There a lot of assumptions inherent in your statement. First that there actually is a problem with neurotransmitters. Have you had your blood values of those tested? Which ones are specifically out of range? What are the blood values for those neurotransmitters for a cohort of people with the same SNPs? If you're going to blame a common SNP for causing serious problems, these are very basic questions which first must be answered.

Here is a post from Jack Kruse that might help explain it better

"Jack Kruse says" is not a scientific authority any more than "Yasko says". I prefer citations to actual research, not to people with a dubious reputation.

 

[sb4]

There a lot of assumptions inherent in your statement. First that there actually is a problem with neurotransmitters. Have you had your blood values of those tested? Which ones are specifically out of range? What are the blood values for those neurotransmitters for a cohort of people with the same SNPs? If you're going to blame a common SNP for causing serious problems, these are very basic questions which first must be answered.

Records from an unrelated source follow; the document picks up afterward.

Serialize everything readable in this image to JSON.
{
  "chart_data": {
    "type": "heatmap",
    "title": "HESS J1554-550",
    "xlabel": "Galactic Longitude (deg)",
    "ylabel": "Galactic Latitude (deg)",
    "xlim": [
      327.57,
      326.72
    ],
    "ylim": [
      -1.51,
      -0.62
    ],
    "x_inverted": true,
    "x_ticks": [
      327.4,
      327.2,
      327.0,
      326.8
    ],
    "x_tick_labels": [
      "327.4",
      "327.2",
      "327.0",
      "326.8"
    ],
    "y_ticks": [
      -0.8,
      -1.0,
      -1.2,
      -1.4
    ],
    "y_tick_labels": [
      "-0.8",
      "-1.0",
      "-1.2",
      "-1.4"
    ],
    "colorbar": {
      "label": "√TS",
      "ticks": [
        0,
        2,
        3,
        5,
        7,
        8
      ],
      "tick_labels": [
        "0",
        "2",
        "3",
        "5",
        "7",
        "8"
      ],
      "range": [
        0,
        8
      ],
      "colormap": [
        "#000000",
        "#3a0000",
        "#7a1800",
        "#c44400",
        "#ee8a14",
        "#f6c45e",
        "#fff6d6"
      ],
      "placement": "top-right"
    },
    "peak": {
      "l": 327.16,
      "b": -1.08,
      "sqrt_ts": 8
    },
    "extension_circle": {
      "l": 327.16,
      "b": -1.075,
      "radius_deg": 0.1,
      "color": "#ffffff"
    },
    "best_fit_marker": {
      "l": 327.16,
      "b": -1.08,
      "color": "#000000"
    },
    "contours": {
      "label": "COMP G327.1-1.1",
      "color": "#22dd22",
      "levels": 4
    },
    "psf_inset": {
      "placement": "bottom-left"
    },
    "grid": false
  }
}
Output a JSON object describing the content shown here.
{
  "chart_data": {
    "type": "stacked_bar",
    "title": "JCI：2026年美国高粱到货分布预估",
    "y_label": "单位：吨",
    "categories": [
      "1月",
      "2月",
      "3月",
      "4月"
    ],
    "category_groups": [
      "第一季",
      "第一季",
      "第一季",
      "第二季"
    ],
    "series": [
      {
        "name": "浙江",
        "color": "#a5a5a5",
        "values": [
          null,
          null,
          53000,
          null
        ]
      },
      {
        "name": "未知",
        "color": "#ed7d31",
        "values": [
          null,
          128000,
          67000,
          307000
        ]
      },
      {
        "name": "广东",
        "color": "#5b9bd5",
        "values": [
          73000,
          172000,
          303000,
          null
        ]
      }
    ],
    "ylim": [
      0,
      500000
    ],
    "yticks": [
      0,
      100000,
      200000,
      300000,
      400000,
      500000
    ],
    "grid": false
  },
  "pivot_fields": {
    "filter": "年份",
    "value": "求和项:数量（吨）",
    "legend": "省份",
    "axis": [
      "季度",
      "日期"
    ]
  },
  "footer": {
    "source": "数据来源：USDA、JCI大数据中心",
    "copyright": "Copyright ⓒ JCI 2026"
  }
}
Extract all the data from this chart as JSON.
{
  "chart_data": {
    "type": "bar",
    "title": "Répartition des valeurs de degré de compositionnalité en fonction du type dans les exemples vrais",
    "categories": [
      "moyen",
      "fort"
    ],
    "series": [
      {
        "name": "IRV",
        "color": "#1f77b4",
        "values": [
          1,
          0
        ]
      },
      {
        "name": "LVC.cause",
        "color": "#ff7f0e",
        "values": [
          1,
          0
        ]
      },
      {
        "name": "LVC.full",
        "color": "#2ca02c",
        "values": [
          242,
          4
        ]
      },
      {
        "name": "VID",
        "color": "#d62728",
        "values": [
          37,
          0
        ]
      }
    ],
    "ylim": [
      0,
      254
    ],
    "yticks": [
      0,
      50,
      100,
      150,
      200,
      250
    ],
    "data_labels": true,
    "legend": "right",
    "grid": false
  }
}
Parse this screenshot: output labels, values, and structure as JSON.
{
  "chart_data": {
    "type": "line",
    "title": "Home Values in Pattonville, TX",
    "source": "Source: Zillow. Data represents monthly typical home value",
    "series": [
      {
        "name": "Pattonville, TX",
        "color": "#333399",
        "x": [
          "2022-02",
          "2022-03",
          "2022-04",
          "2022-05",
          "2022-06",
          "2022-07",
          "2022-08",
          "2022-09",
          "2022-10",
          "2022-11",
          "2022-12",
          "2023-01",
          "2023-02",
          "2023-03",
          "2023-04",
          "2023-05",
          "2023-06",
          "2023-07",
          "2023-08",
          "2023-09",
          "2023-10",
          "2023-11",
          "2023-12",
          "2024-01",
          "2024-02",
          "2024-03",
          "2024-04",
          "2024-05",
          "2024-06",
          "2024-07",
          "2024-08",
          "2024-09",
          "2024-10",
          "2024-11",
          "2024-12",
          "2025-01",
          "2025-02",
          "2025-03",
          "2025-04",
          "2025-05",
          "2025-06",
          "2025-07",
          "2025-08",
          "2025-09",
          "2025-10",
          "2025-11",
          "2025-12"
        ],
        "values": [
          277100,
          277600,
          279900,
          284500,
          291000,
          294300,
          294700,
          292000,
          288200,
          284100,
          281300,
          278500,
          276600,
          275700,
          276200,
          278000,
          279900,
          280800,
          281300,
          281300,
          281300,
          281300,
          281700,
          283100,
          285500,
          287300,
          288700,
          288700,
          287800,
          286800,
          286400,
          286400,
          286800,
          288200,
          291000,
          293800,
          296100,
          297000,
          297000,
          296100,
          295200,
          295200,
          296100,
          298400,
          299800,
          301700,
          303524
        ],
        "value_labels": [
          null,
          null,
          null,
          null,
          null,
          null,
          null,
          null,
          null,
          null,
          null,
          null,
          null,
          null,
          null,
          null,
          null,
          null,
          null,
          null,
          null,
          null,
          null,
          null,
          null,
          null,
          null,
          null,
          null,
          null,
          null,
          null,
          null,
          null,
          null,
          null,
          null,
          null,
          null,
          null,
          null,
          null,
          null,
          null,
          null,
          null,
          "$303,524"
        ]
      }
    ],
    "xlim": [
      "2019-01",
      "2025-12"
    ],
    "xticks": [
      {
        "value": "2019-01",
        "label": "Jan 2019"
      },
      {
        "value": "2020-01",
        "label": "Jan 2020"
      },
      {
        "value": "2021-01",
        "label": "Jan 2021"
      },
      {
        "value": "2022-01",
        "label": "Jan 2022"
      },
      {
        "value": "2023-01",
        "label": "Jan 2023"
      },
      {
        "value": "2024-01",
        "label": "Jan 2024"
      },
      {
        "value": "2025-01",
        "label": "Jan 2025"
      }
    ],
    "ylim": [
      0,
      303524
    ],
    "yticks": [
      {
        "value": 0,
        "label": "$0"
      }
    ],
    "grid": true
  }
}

"Jack Kruse says" is not a scientific authority any more than "Yasko says". I prefer citations to actual research, not to people with a dubious reputation.

I haven't but I have symptoms of neurotransmitter issues. Big Insomnia problems, heart rate going real fast, wired tired. These are worse with even small amounts of SSRIs, methylfolate, CES, etc.

I am no longer concerned with somebody being a scientific authority. I care about does it make sense and does it work. Also there is data to back up UV and IR lights affects but I'm not sure about data on the SNP stuff.